3 other people in my organisation do the same job. I started working there 18 months ago and another was employed 3 months after me. The other 2 have been in their role for a number of years. It now transpires that the 2 members of staff who have been there the longest are contracted to give a much longer notice period than the newest member of staff and I. In other words we have different contracts. Does anyone know if this is legal?

OP’s posts: |
ThinkAboutItTomorrow Fri 10-Jul-20 15:47:11

That sounds legal and quite usual to me.

TryAnotherNickname Fri 10-Jul-20 15:48:45

Of course. It’s a negotiation point and quite often a renegotiation over salary will include an increase in notice period. Bear in mind that it works both ways so someone who has to give 6 months notice to leave will also receive 6 mo the pay in a PILON

Witchcraftandhokum Fri 10-Jul-20 15:49:49

Just to be clear, the notice period is not based on time served.

OP’s posts: |
TryAnotherNickname Fri 10-Jul-20 15:52:16

It wouldn’t need to be.
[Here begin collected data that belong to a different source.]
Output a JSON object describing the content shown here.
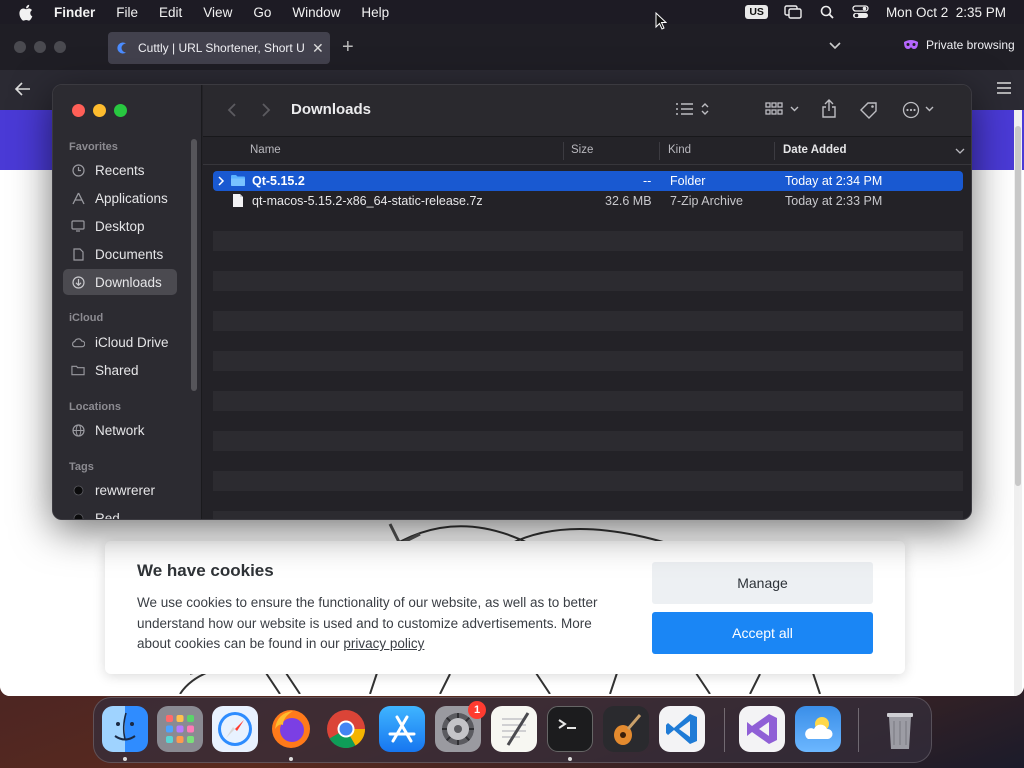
{
  "menubar": {
    "app_name": "Finder",
    "items": [
      "File",
      "Edit",
      "View",
      "Go",
      "Window",
      "Help"
    ],
    "input_source": "US",
    "datetime": "Mon Oct 2  2:35 PM"
  },
  "browser": {
    "tab_title": "Cuttly | URL Shortener, Short U",
    "private_label": "Private browsing"
  },
  "cookie_banner": {
    "title": "We have cookies",
    "text": "We use cookies to ensure the functionality of our website, as well as to better understand how our website is used and to customize advertisements. More about cookies can be found in our ",
    "link": "privacy policy",
    "manage_label": "Manage",
    "accept_label": "Accept all"
  },
  "finder": {
    "title": "Downloads",
    "sidebar": {
      "favorites_label": "Favorites",
      "favorites": [
        {
          "label": "Recents",
          "icon": "clock-icon"
        },
        {
          "label": "Applications",
          "icon": "applications-icon"
        },
        {
          "label": "Desktop",
          "icon": "desktop-icon"
        },
        {
          "label": "Documents",
          "icon": "document-icon"
        },
        {
          "label": "Downloads",
          "icon": "download-icon"
        }
      ],
      "icloud_label": "iCloud",
      "icloud": [
        {
          "label": "iCloud Drive",
          "icon": "cloud-icon"
        },
        {
          "label": "Shared",
          "icon": "shared-folder-icon"
        }
      ],
      "locations_label": "Locations",
      "locations": [
        {
          "label": "Network",
          "icon": "globe-icon"
        }
      ],
      "tags_label": "Tags",
      "tags": [
        {
          "label": "rewwrerer",
          "color": "#111111"
        },
        {
          "label": "Red",
          "color": "#111111"
        }
      ]
    },
    "columns": {
      "name": "Name",
      "size": "Size",
      "kind": "Kind",
      "date": "Date Added"
    },
    "files": [
      {
        "name": "Qt-5.15.2",
        "size": "--",
        "kind": "Folder",
        "date": "Today at 2:34 PM",
        "selected": true
      },
      {
        "name": "qt-macos-5.15.2-x86_64-static-release.7z",
        "size": "32.6 MB",
        "kind": "7-Zip Archive",
        "date": "Today at 2:33 PM",
        "selected": false
      }
    ]
  },
  "dock": {
    "apps": [
      "Finder",
      "Launchpad",
      "Safari",
      "Firefox",
      "Chrome",
      "App Store",
      "System Settings",
      "TextEdit",
      "Terminal",
      "GarageBand",
      "Visual Studio Code",
      "Visual Studio",
      "Weather",
      "Trash"
    ],
    "settings_badge": "1"
  },
  "colors": {
    "selection": "#1959d1",
    "accept_button": "#1a86f5",
    "site_header": "#4a3ad6"
  }
}
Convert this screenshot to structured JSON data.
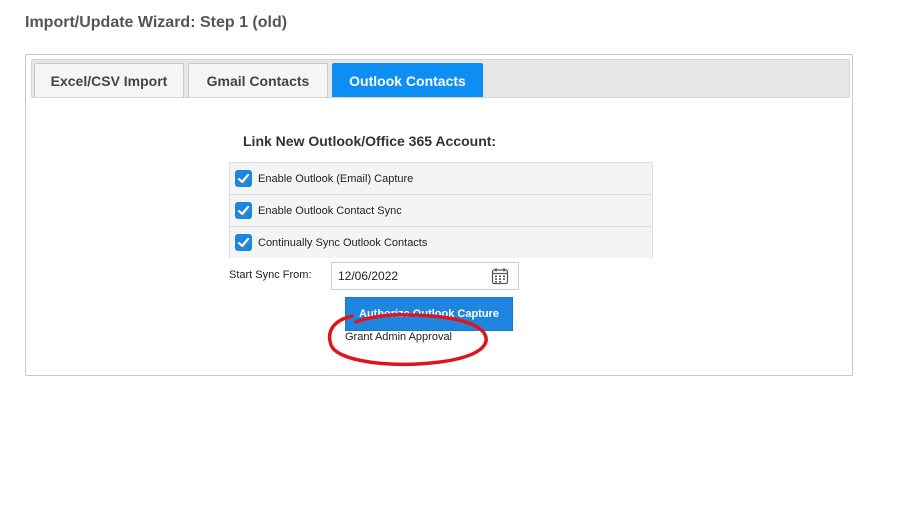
{
  "page": {
    "title": "Import/Update Wizard: Step 1 (old)"
  },
  "tabs": [
    {
      "label": "Excel/CSV Import",
      "active": false
    },
    {
      "label": "Gmail Contacts",
      "active": false
    },
    {
      "label": "Outlook Contacts",
      "active": true
    }
  ],
  "form": {
    "heading": "Link New Outlook/Office 365 Account:",
    "options": [
      {
        "label": "Enable Outlook (Email) Capture",
        "checked": true
      },
      {
        "label": "Enable Outlook Contact Sync",
        "checked": true
      },
      {
        "label": "Continually Sync Outlook Contacts",
        "checked": true
      }
    ],
    "sync_label": "Start Sync From:",
    "sync_date": "12/06/2022",
    "authorize_label": "Authorize Outlook Capture",
    "grant_label": "Grant Admin Approval"
  },
  "colors": {
    "accent": "#0d8ef2",
    "checkbox": "#1f86e0",
    "annotation": "#e0151b"
  },
  "icons": {
    "calendar": "calendar-icon",
    "check": "checkmark-icon"
  }
}
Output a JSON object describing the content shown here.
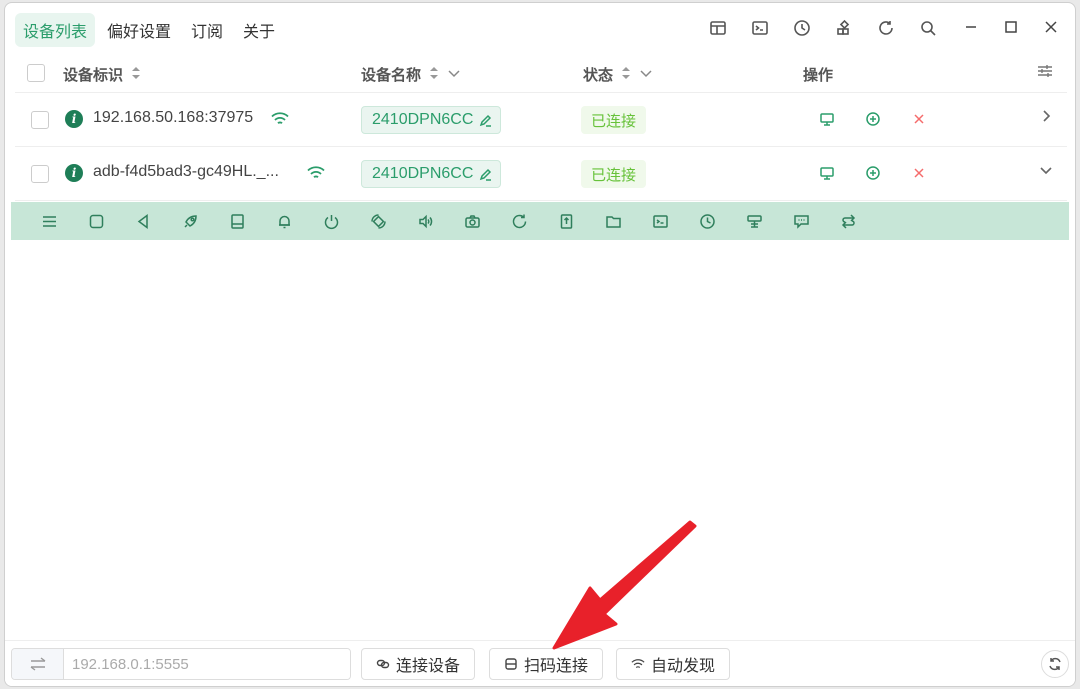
{
  "menu": {
    "items": [
      {
        "label": "设备列表",
        "active": true
      },
      {
        "label": "偏好设置",
        "active": false
      },
      {
        "label": "订阅",
        "active": false
      },
      {
        "label": "关于",
        "active": false
      }
    ]
  },
  "toolbar": {
    "icons": [
      "layout-icon",
      "terminal-icon",
      "clock-icon",
      "dock-icon",
      "refresh-icon",
      "search-icon"
    ]
  },
  "window_controls": [
    "minimize-icon",
    "maximize-icon",
    "close-icon"
  ],
  "table": {
    "headers": {
      "serial": "设备标识",
      "name": "设备名称",
      "status": "状态",
      "actions": "操作"
    },
    "rows": [
      {
        "serial": "192.168.50.168:37975",
        "name": "2410DPN6CC",
        "status": "已连接",
        "expanded": false
      },
      {
        "serial": "adb-f4d5bad3-gc49HL._...",
        "name": "2410DPN6CC",
        "status": "已连接",
        "expanded": true
      }
    ]
  },
  "control_bar": {
    "icons": [
      "menu-icon",
      "home-icon",
      "back-icon",
      "rocket-icon",
      "notification-bar-icon",
      "bell-icon",
      "power-icon",
      "rotate-icon",
      "volume-icon",
      "camera-icon",
      "reboot-icon",
      "install-apk-icon",
      "folder-icon",
      "shell-icon",
      "history-icon",
      "display-icon",
      "message-icon",
      "switch-icon"
    ]
  },
  "bottom": {
    "address_placeholder": "192.168.0.1:5555",
    "connect_label": "连接设备",
    "qr_label": "扫码连接",
    "discover_label": "自动发现"
  },
  "colors": {
    "accent": "#2b9d6b",
    "status_green": "#67c23a",
    "control_bar_bg": "#c7e6d7",
    "arrow_red": "#e8212a"
  }
}
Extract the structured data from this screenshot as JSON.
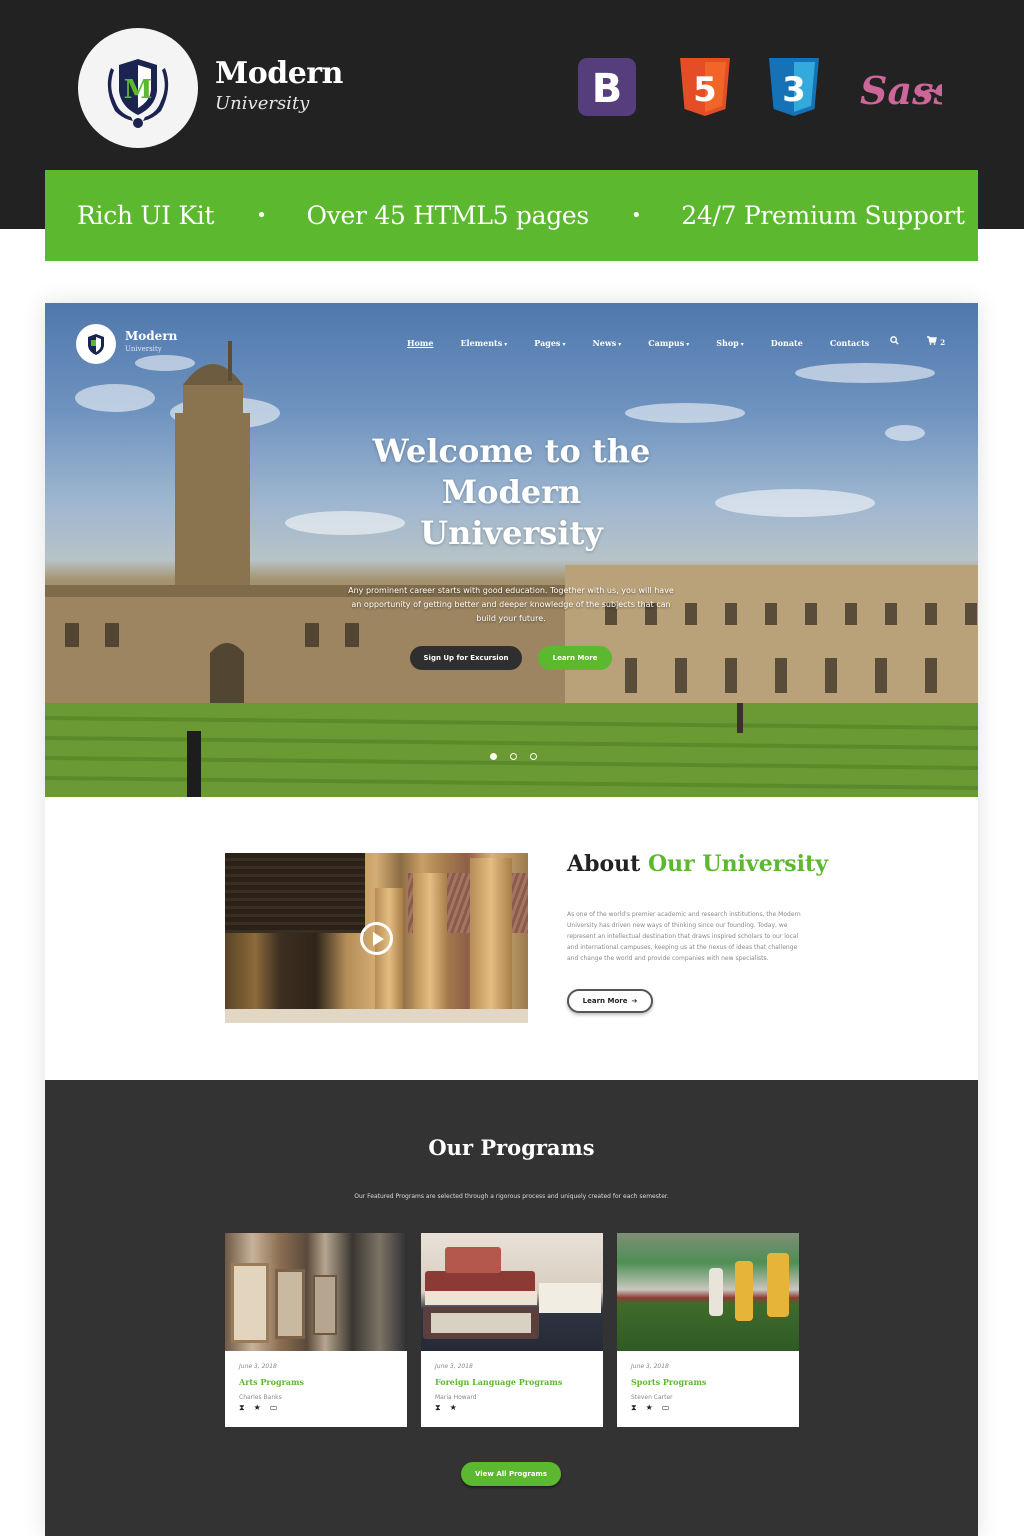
{
  "header": {
    "brand_name": "Modern",
    "brand_subtitle": "University",
    "logo_letter": "M",
    "tech_badges": [
      {
        "name": "bootstrap",
        "label": "B",
        "color": "#563d7c"
      },
      {
        "name": "html5",
        "label": "5",
        "color": "#e44d26"
      },
      {
        "name": "css3",
        "label": "3",
        "color": "#1572b6"
      },
      {
        "name": "sass",
        "label": "Sass",
        "color": "#cd6799"
      }
    ]
  },
  "features": {
    "items": [
      "Rich UI Kit",
      "Over 45 HTML5 pages",
      "24/7 Premium Support"
    ],
    "separator": "•",
    "background": "#5cb82f"
  },
  "preview": {
    "nav": {
      "brand_name": "Modern",
      "brand_subtitle": "University",
      "items": [
        {
          "label": "Home",
          "dropdown": false,
          "active": true
        },
        {
          "label": "Elements",
          "dropdown": true
        },
        {
          "label": "Pages",
          "dropdown": true
        },
        {
          "label": "News",
          "dropdown": true
        },
        {
          "label": "Campus",
          "dropdown": true
        },
        {
          "label": "Shop",
          "dropdown": true
        },
        {
          "label": "Donate",
          "dropdown": false
        },
        {
          "label": "Contacts",
          "dropdown": false
        }
      ],
      "search_icon": "search-icon",
      "cart_icon": "cart-icon",
      "cart_count": "2"
    },
    "hero": {
      "title_lines": [
        "Welcome to the",
        "Modern",
        "University"
      ],
      "text": "Any prominent career starts with good education. Together with us, you will have an opportunity of getting better and deeper knowledge of the subjects that can build your future.",
      "primary_button": "Sign Up for Excursion",
      "secondary_button": "Learn More",
      "slides": 3,
      "active_slide": 1
    },
    "about": {
      "title_plain": "About",
      "title_accent": "Our University",
      "text": "As one of the world's premier academic and research institutions, the Modern University has driven new ways of thinking since our founding. Today, we represent an intellectual destination that draws inspired scholars to our local and international campuses, keeping us at the nexus of ideas that challenge and change the world and provide companies with new specialists.",
      "button": "Learn More",
      "button_icon": "arrow-right-icon"
    },
    "programs": {
      "title": "Our Programs",
      "subtitle": "Our Featured Programs are selected through a rigorous process and uniquely created for each semester.",
      "cards": [
        {
          "date": "June 3, 2018",
          "name": "Arts Programs",
          "author": "Charles Banks",
          "icons": [
            "hourglass-icon",
            "star-icon",
            "laptop-icon"
          ]
        },
        {
          "date": "June 3, 2018",
          "name": "Foreign Language Programs",
          "author": "Maria Howard",
          "icons": [
            "hourglass-icon",
            "star-icon"
          ]
        },
        {
          "date": "June 3, 2018",
          "name": "Sports Programs",
          "author": "Steven Carter",
          "icons": [
            "hourglass-icon",
            "star-icon",
            "laptop-icon"
          ]
        }
      ],
      "button": "View All Programs"
    }
  },
  "colors": {
    "accent": "#5cb82f",
    "dark": "#232222",
    "section_dark": "#333333"
  }
}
Did you negotiate it when you negotiated your contract? Not everyone will negotiate the same points and some people don’t negotiate at all

Witchcraftandhokum Fri 10-Jul-20 15:55:54

Their notice period was increased previously with no negotiation. One of them refused to sign the contract but was told as she came i to work anyway then she had accepted it. It was thought that mine and the other member of staff's contracts said the same but when we've checked they don't. The issue is that the longer notice period would put them at a disadvantage when applying for other jobs.

OP’s posts: |
flowery Fri 10-Jul-20 16:03:06

Yes it’s perfectly legal as long as it’s not for a discriminatory reason. Notice periods are something employers sometimes want to change, so they introduce the new version with newer staff and it’s probably not worth forcing the issue to try and change it with existing staff. So you end up with more than one set of terms until natural wastage eventually means everyone is on the same, as people leave and new staff are on the newer terms.

anniegun Fri 10-Jul-20 16:03:50

Its legal and not unusual. Often longer serving employees are offered longer notice periods (and there does not have to be a policy ). It usually works in an employee's favour as it will mean a better financial package if they were dismissed or made redundant. Often a reduction in a notice period can be negotiated if you want to leave as no-one wants an employee that wants to go being forced to hang on.